Kur'an-ı Kerim ve Türkçe Meali Sayfa 345
43. Hiç bir ümmet ecelini ne öne alabilir, ne de erteleyebilir.
44. Sonra Biz, ardarda peygamberlerimizi gönderdik. Ne zaman bir ümmete peygamberi geldiyse, ona yalan söylüyorsun, dediler. Biz de onları birbiri ardınca yuvarladık ve onları birer efsane yaptık. Artık imana gelmez topluluk defolsun!
45. Sonra bir takım ayetlerimiz ve açık bir ferman ile Musa'yı ve kardeşi Harun'u gönderdik.
46. Firavun'a ve ileri gelenlerine.

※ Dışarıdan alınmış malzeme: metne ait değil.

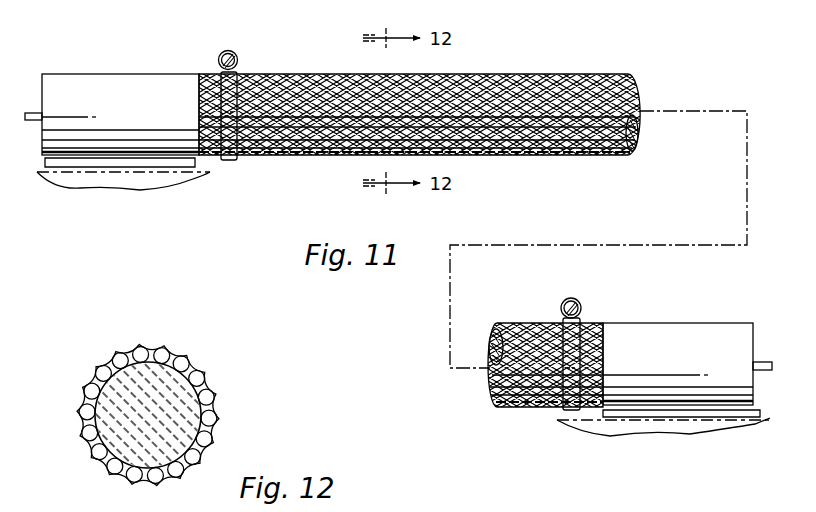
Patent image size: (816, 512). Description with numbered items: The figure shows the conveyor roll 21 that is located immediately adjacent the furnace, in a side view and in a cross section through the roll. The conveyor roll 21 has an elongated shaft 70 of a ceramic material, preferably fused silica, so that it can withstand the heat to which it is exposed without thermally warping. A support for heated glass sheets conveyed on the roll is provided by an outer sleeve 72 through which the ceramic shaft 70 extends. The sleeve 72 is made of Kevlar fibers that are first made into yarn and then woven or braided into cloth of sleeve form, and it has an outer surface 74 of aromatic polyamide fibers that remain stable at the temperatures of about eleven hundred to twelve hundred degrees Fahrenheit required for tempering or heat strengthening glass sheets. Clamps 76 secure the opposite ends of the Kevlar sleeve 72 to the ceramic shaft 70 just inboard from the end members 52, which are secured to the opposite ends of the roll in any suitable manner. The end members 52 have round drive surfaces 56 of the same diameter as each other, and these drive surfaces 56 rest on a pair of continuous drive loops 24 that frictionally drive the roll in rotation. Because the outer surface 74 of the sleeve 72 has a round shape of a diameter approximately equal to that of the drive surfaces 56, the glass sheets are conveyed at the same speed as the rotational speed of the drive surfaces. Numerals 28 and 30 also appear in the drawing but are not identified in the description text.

Fakat bunlar, kibirlerine yediremediler ve zaten dik başlı bir topluluk idiler.
47. Onun için: «Biz kavimleri bize kölelik ederken, bizim gibi bu iki insana inanır mıyız?» dediler.

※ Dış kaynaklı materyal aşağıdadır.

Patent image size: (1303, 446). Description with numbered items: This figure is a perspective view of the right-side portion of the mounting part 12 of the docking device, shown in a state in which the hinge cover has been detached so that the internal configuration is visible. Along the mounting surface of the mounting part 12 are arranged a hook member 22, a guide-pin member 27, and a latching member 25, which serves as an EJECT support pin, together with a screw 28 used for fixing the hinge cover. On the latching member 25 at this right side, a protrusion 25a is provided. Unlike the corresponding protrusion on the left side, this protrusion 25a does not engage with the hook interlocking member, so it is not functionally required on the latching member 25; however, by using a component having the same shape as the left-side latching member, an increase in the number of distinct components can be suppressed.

48. Böylece onları yalanladılar da helak edilenlerden oldular.
49. Andolsun ki, berikiler doğru tutabilsinler diye Musa'ya o kitabı da verdik.
50. Meryem oğlunu ve annesini bir mucize kıldık ve ikisini oturaklı ve temiz sulu bir tepede barındırdık.

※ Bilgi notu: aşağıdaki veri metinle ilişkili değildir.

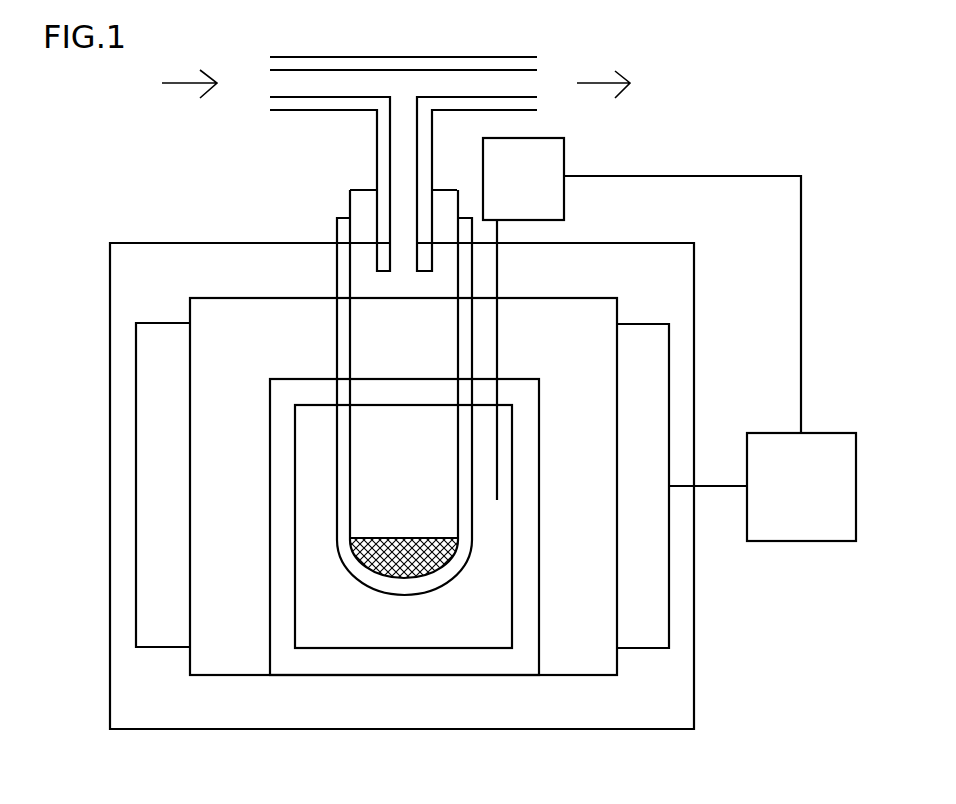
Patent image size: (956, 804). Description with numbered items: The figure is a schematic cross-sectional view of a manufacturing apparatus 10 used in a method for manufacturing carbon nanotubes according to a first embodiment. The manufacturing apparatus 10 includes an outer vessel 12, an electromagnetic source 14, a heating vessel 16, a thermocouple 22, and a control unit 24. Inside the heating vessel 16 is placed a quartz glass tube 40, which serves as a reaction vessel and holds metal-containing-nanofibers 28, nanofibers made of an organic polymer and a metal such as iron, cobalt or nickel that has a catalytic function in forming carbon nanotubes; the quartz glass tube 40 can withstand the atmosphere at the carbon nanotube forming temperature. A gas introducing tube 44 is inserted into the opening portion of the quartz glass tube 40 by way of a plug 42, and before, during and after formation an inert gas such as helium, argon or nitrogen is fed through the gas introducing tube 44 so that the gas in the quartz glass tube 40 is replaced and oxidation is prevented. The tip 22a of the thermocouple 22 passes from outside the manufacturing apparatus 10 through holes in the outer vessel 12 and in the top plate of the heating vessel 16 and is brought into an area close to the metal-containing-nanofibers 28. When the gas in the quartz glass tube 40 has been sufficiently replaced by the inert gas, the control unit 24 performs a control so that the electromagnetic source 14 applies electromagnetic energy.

The manufacturing apparatus 10 is at (151, 232).
The outer vessel 12 is at (125, 686).
The electromagnetic source 14 is at (163, 353).
The heating vessel 16 is at (391, 662).
The thermocouple 22 is at (555, 157).
The tip of the thermocouple 22a is at (497, 490).
The control unit 24 is at (804, 528).
The metal-containing-nanofibers 28 is at (370, 533).
The quartz glass tube 40 is at (343, 333).
The plug 42 is at (363, 205).
The gas introducing tube 44 is at (408, 62).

51. Ey peygamberler, helal ve hoş şeylerden yiyin ve güzel işler yapın; çünkü Ben, bütün yaptıklarınızı bilirim.
52. Ve işte bu sizin ümmetiniz bir tek ümmet ve Rabbiniz de Benim; artık hep Benden korkun!
53. Derken kumandalarını aralarında kitap kitap parçalaştılar, her grup kendilerininkine güveniyor.
54. Şimdi sen onları bir zamana kadar dalgınlıkları içinde bırak.
55. Sanıyorlar mı ki, kendilerine verdiğimiz mal ve çocuklar ile,
56. Onlara hayırlar sağlamaya koşuyoruz. Hayır, anlayamıyorlar!